Protein S Enhances the Phagocytosis of Phosphatidylserine-Positive Erythrocyte: Implications for the Erythrocytes Turnover

Introduction: Protein S (ProS) promotes the clearance of apoptotic cells (efferocytosis) exposing phosphatidylserine (PtdSer), by activating MerTK on macrophages (Anderson et al., Nat. Immunol. 2003). Klei et al (2020) showed that senescent erythrocytes transform into erythrocyte ghosts (eryghosts i.e erythrocytes lacking their hemoglobin content) before being engulfed by splenic red pulp macrophages. Eryghosts are observed in the splenic blood of healthy individuals but are virtually absent in the peripheral blood, while eryghosts with extensive PtdSer exposure were observed in the peripheral blood of patients with hemolytic anemia (Özpolat et al., 2022).

We hypothesized that ProS may play a role in erythrocytes turn-over enhancing the phagocytosis of PtSer-exposing eryghosts by RPM.

Materials and Methods: Erythrocytes were treated with ionomycin to induce PdSer exposure (iono-RBC), or transformed into eryghosts by osmotic shock, and characterized by imaging flow cytometry. PtdSer exposure was quantified by lactadherin staining. CFSE-labelled Iono-RBC or eryghosts were added to THP-1-derived macrophages in the presence or absence of ProS (50 or 100 nM) and of a MerTK inhibitor (UNC2025, 5µM). The percentage of fluorescent macrophages, thus having phagocytosed fluorescent iono-RBC or eryghosts, was quantified by flow cytometry. ProS effect on eryghosts phagocytosis was assessed using monocyte-derived macrophages (MDM) in a second model. PBMC were isolated from buffy coat and CD14-positive monocytes were selected. For MDM differentiation, purified cells were cultured with M-CSF for 5 days and IL-10 was added for 2 more days. Results are expressed as mean ± standard error of mean.

Results: A high proportion of iono-RBC and eryghosts exposed PdSer (76.4 ± 21.7%, n=41 and 53,8 ± 23,6% n=10, respectively). When incubated with iono-RBC, the percentage of fluorescent THP-1 macrophages significantly increased from 19.5 ± 0.6% to 26.8 ± 0.9% (p<0.05) and 31.9 ± 3.1% (p<0.01) with 50 and 100 nM of ProS respectively (n=3), and decreased from 33.4 ± 2.6% to 9.7 ± 1.0% (p<0.01) when the MerTK inhibitor was added (n=4). Imaging flow cytometry confirmed the ghost aspect in the brightfield, and eryghosts were positive for glycophorin A staining, confirming their erythroid nature. ProS enhanced the phagocytosis of eryghosts by THP-1 macrophages even more than that of iono-RBC, by an 11.8 ± 1.2-fold and a 1.9 ± 0.12- fold, respectively (n = 4, p<0.001). The prophagocytic effect of ProS on eryghosts was also confirmed using monocyte-derived macrophages. ProS significantly enhanced eryghosts phagocytosis from 11.2± 5.5% to 50.8 ± 9.3% (n=6, p<0.001).

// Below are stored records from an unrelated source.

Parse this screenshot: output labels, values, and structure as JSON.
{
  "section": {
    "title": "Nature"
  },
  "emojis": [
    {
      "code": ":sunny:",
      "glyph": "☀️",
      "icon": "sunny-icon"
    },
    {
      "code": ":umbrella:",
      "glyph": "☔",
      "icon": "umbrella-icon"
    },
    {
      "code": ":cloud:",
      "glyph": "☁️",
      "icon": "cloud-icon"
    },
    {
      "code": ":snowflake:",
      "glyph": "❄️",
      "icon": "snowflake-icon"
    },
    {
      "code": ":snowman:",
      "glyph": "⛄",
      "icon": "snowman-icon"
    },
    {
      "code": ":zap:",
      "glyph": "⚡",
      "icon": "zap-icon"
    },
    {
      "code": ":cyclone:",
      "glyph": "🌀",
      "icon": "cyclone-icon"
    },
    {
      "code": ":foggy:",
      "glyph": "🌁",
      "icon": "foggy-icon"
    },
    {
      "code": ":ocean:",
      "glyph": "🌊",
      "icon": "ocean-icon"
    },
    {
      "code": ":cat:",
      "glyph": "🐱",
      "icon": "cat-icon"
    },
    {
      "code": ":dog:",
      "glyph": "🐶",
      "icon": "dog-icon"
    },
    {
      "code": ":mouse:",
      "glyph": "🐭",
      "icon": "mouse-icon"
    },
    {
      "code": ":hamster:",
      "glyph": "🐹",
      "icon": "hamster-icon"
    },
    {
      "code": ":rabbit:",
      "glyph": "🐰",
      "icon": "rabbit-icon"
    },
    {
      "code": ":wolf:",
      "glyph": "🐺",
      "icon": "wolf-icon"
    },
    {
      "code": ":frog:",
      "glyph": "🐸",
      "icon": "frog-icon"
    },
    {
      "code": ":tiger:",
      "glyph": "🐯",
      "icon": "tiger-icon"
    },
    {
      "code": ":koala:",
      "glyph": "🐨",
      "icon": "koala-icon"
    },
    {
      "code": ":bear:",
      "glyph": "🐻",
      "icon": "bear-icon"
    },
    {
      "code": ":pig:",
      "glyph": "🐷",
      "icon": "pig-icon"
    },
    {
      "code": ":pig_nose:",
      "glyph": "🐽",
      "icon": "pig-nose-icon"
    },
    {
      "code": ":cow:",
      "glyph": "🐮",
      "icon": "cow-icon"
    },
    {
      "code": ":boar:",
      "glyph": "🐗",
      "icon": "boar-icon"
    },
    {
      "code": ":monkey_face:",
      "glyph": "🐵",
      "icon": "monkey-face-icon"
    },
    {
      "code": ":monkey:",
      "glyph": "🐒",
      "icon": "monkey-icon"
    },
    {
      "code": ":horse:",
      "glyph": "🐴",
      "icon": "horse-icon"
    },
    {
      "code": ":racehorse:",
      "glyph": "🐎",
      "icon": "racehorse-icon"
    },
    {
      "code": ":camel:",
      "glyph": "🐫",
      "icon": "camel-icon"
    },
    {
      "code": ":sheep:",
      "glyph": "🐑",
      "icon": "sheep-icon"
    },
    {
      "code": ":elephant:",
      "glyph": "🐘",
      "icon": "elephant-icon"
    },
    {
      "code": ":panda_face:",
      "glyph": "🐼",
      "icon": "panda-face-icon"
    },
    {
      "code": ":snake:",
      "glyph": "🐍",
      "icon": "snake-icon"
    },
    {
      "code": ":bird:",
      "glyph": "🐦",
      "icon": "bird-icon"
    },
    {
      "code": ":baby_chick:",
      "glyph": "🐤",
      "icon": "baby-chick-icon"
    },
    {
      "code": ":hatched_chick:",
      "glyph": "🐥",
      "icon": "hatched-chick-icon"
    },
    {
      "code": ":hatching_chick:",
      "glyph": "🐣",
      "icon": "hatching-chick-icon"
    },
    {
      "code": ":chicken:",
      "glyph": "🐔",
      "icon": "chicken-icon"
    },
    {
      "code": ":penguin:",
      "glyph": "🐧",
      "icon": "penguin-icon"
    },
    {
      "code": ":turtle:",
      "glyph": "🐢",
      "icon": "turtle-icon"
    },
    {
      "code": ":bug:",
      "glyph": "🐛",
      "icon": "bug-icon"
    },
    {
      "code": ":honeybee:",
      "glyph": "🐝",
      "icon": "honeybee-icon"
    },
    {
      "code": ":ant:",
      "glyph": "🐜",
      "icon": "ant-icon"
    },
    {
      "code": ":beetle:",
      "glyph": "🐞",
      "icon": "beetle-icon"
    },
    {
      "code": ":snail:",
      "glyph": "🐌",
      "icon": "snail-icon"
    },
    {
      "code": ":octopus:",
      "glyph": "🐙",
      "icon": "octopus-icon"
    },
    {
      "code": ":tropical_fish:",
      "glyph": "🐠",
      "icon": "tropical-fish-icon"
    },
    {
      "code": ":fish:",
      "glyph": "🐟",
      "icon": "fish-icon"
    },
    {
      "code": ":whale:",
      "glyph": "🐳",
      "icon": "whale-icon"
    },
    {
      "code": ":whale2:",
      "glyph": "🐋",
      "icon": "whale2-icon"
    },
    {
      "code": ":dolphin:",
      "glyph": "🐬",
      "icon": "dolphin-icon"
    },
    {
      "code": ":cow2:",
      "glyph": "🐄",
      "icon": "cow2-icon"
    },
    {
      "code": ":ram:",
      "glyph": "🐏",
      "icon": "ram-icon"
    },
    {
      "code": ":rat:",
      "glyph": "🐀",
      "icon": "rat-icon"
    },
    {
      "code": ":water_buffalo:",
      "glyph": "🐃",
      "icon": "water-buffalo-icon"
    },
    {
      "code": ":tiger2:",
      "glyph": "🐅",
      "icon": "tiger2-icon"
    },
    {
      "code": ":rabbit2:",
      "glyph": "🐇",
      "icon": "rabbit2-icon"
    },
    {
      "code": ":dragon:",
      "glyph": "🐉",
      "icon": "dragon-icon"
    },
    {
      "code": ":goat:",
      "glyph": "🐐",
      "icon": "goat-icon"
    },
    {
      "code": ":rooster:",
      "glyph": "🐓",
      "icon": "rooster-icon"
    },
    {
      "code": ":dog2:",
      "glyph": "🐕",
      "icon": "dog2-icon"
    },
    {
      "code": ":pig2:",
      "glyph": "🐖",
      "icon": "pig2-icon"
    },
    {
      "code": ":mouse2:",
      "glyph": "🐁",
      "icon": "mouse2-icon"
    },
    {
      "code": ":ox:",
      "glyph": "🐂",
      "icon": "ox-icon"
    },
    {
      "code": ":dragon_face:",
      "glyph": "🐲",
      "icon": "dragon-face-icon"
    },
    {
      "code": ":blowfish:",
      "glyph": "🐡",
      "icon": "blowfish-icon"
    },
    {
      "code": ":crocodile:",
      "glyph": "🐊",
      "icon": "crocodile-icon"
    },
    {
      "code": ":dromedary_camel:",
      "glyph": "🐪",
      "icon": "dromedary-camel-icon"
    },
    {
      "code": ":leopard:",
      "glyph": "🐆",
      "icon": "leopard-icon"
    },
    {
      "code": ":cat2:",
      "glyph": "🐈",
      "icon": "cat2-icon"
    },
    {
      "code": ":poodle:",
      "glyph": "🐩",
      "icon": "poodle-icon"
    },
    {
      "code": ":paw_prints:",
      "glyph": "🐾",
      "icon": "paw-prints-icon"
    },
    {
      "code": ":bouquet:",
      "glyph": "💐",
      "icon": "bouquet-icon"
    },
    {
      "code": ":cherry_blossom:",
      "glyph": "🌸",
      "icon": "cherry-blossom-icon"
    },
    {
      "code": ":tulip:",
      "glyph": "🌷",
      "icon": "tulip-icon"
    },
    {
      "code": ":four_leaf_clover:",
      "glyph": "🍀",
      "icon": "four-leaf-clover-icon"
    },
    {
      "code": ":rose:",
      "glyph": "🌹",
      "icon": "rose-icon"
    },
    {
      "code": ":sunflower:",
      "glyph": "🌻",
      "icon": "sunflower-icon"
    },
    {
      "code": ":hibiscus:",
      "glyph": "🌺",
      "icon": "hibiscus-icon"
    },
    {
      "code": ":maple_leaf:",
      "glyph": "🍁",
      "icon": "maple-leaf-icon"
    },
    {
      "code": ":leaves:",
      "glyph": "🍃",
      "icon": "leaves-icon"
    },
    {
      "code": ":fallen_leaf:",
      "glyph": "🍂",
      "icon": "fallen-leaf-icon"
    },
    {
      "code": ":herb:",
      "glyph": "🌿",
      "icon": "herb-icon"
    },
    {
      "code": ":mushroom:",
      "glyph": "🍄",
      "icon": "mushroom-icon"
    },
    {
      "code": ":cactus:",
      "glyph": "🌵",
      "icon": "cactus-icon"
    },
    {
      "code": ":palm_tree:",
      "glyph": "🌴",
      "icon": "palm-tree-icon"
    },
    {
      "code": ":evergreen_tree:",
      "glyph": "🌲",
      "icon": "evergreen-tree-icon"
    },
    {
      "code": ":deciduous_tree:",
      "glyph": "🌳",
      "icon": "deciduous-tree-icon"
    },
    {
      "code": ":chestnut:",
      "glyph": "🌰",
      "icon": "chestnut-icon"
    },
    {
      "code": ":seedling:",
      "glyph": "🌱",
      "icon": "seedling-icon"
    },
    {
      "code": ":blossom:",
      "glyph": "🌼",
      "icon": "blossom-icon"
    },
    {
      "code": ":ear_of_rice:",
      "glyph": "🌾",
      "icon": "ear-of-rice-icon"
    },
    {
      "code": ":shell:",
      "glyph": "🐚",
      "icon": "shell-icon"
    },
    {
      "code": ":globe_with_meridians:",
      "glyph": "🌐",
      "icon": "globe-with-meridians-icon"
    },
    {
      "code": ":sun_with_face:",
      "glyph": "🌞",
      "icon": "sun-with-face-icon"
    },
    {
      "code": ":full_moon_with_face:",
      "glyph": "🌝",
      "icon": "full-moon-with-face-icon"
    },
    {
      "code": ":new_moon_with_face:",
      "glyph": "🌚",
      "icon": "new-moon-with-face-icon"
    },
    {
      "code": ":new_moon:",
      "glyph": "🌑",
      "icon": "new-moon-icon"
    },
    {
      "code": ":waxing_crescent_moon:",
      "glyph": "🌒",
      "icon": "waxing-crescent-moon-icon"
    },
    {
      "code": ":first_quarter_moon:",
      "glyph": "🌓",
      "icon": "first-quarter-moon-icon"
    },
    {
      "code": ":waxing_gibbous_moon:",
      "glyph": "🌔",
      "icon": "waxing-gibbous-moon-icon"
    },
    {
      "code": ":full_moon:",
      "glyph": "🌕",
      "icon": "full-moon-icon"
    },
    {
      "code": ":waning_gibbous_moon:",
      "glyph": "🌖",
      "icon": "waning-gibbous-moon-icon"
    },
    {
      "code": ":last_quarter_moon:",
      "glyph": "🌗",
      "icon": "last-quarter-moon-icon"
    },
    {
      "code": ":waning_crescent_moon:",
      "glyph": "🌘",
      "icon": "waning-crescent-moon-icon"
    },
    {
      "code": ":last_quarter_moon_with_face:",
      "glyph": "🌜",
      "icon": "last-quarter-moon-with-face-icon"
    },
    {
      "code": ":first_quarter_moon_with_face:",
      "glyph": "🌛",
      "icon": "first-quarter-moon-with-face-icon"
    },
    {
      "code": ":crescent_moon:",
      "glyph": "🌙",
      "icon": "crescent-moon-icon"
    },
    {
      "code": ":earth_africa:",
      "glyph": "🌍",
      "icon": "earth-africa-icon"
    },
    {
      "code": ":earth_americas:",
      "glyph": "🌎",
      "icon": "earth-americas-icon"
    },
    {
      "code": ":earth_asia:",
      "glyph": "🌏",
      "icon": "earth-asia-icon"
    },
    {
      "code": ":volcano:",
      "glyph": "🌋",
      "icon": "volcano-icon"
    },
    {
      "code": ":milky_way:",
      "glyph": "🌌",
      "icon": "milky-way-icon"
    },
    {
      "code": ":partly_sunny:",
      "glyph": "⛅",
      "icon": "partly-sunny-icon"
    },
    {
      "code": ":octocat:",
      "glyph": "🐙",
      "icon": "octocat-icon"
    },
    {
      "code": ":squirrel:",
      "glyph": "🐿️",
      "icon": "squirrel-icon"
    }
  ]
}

Conclusion: As for nucleated cells, ProS enhances the phagocytosis of PdSer-exposing RBC by a MerTK-dependent mechanism. This discovery has implications in physiology, as ProS could be involved in erythrocyte turnover by enhancing the phagocytosis of eryghosts resulting from senescent erythrocyte hemolysis in the spleen. In hemolytic anemias such as sickle cell disease (SCD), circulating eryghosts have been described (Özpolat et al., 2022), probably due to hemolysis and functional hyposplenism. ProS levels are frequently moderately decreased in SCD patients, while ProS is detected on the surface of SCD patient's erythrocytes (Whelihan et al, 2016). ProS may be trapped on the surface of circulating eryghosts, worsening coagulation's ongoing activation. Hence, ProS may be an interesting target for future treatments in hemolytic anemias such as SCD.